Geoscience Research Institute

The Geoscience Research Institute (GRI) is a creationist institute of the Seventh-day Adventist Church founded in 1958 and located on the campus of Loma Linda University in California.

In keeping with the teachings of the church, the institute is young Earth creationist, with beliefs based on a literalist interpretation of the Genesis creation narrative. It uses pseudoscientific arguments to reject the scientific theory of evolution.

History

The Geoscience Research Institute began in 1957 with the forming of a Seventh Day Adventist Committee on the Teaching of Geology and Paleontology, which selected biologist Frank Lewis Marsh and chemist P. Edgar Hare to inaugurate courses in those fields, promoting the religious beliefs of the church. The GRI was officially founded in 1958 and was originally located on the campus of Andrews University in Michigan.[1]

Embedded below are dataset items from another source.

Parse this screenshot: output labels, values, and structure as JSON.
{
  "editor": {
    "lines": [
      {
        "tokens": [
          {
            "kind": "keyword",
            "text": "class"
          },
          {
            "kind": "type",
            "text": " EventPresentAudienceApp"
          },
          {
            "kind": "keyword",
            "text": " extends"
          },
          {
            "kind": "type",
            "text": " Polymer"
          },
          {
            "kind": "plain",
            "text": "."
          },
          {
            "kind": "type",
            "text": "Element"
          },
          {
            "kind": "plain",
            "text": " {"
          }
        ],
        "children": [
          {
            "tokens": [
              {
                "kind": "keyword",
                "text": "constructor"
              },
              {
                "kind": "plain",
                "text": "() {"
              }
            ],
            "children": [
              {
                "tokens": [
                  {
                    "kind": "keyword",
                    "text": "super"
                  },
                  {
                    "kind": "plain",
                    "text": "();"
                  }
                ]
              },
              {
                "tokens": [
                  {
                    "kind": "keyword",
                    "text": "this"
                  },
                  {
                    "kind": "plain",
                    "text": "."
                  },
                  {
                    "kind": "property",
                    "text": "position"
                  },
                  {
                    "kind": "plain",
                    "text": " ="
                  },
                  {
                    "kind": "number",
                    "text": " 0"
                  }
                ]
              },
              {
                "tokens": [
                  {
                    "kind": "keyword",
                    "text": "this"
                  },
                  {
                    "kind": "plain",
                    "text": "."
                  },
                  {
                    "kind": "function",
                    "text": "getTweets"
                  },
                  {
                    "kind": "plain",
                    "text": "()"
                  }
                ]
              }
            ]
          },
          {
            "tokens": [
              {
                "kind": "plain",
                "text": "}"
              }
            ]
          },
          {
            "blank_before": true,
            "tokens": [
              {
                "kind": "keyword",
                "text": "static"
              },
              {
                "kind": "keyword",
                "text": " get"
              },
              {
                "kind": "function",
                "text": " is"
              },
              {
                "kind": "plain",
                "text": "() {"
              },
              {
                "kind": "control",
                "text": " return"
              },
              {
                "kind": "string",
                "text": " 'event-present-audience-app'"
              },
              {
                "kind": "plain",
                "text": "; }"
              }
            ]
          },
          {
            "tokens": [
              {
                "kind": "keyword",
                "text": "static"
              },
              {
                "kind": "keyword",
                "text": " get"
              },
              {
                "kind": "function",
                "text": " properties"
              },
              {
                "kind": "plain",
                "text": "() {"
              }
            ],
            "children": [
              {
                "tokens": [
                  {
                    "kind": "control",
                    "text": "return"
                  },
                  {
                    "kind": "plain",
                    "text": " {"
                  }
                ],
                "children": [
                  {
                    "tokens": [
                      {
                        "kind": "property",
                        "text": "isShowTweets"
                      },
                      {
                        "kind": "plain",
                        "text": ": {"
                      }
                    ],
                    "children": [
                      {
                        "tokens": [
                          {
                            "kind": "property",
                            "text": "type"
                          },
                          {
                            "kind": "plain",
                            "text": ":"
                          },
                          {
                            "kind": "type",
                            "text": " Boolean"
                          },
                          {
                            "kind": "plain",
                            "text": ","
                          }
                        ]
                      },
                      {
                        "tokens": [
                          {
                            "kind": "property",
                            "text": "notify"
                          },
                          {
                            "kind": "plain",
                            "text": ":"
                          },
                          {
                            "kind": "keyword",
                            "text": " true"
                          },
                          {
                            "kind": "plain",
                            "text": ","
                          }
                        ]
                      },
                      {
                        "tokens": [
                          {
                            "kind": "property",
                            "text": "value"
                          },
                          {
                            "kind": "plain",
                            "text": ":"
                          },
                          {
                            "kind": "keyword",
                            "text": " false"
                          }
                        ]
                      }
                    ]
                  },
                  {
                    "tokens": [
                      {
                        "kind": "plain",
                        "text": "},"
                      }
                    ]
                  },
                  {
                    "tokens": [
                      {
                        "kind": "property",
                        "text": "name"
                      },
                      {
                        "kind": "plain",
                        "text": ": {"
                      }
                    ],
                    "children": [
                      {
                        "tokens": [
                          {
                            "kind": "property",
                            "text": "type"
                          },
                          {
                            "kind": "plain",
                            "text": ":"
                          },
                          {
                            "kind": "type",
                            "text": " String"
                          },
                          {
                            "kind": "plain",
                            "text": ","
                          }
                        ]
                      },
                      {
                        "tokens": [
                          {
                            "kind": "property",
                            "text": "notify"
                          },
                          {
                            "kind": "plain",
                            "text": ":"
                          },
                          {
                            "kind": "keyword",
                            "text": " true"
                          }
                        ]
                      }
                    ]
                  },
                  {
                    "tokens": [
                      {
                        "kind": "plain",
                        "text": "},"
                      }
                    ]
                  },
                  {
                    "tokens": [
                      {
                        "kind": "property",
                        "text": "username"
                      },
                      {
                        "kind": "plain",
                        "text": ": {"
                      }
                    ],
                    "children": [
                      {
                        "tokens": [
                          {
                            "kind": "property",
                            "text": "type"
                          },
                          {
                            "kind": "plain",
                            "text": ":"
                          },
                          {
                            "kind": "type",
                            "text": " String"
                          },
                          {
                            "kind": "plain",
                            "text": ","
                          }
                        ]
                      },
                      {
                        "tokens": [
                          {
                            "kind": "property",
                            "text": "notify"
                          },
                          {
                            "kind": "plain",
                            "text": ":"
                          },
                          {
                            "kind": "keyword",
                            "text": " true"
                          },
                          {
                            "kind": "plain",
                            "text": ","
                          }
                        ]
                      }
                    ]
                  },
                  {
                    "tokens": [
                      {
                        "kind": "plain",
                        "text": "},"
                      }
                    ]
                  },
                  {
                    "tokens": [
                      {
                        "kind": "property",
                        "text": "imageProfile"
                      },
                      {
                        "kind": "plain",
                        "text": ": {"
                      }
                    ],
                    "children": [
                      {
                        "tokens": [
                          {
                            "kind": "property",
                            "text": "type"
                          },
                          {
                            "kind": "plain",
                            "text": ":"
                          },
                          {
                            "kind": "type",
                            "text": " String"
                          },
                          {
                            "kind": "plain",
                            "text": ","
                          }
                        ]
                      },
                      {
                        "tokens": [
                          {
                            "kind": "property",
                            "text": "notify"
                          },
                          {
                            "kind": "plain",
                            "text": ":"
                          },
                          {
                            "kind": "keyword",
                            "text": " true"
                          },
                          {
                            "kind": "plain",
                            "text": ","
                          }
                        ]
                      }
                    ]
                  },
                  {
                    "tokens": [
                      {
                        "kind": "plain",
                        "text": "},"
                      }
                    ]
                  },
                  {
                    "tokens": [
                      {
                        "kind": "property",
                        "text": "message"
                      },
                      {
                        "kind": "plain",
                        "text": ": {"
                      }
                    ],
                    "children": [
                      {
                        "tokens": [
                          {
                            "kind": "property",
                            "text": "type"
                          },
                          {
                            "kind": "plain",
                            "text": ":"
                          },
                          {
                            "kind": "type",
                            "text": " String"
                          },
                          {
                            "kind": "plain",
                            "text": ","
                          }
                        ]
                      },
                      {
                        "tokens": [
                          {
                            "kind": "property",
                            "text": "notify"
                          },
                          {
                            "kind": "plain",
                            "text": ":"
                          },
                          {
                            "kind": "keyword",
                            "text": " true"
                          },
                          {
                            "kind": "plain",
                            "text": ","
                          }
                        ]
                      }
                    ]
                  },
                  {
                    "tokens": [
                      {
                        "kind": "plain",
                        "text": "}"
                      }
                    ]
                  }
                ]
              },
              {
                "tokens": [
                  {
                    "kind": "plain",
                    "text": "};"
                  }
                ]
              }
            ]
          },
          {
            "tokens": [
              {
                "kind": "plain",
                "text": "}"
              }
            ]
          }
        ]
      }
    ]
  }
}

After comparative anatomist and paleontologist Richard M. Ritland was added to the group in 1960, differences in approach soon led to disagreements over whether it was permissible to reinterpret biblical and prophetic accounts in light of scientific evidence, with Hare and Ritland supporting that view while Marsh favored the historic Adventist interpretations. After a number of years of acrimony, Hare decided in 1964 to remain with the Carnegie Institution, where he had gone to conduct laboratory studies. Although Hare chose to continue in the Adventist church, his views leaned toward theistic evolution. Also in 1964, Ritland outmaneuvered Marsh to become the head of the institute, and Marsh was transferred to Andrews University.

By the late 1960s, Ritland's more flexible approach fell out of favor with a new and more doctrinally rigid church president, Robert H. Pierson, who laid down the following guidelines:[2]

In our controversy with proponents of the evolution theory, we must keep in clear perspective — the Bible and the Spirit of Prophecy are not on trial.

Such constraints led Ritland to resign as GRI director in 1970 and join Marsh in the biology department at Andrews University. Ritland was replaced by Robert H. Brown, a physicist who eagerly committed the institute to the more apologetic mission of showing that Earth "originated within six consecutive rotations of the planet" no more than 10,000 years ago and "experienced a universal destruction as portrayed in Genesis 6-8."

Brown was fascinated by radioactive time clocks. He dismissed radiocarbon dating that contradicted church doctrine but embraced evidence suggesting that the raw materials of Earth were billions of years old. His views, described as "schizoid" by science historian Ronald Numbers, displeased both young-Earth conservatives such as Marsh and Robert V. Gentry and liberals such as Ritland and Hare. Numbers nevertheless states that Brown's achievements included "polishing the tarnished image of creationism," especially compared to the "sometimes slipshod presentations" of the Institute for Creation Research.[2]

Brown's successor, Ariel A. Roth, moved the institute to Loma Linda University in 1980. Both Brown and Roth dedicated the institute to salvaging flood geology and repeatedly dismissed scientists skeptical of its credibility.[2]

The Geoscience Research Institute and scientific creationism in general are considered examples of pseudoscience.[3]

Publications

The institute's journal Origins was published between 1974 and 2008.[4]

Notes

  1. Land, Gary (2005). Historical Dictionary of Seventh-Day Adventists. Lanham, Maryland: Scarecrow Press. p. 112. ISBN 0-8108-5345-0.
  2. Numbers (2006), p320-327
  3. Molina, Eustoquio (2006). Birx, H. James (ed.). Encyclopedia of Anthropology. 1. Creationism Versus Geology: SAGE. pp. 586–587. ISBN 9780761930297.
  4. "Origins: Geoscience Research Institute". Origins. Geoscience Research Institute. Retrieved 3 October 2018.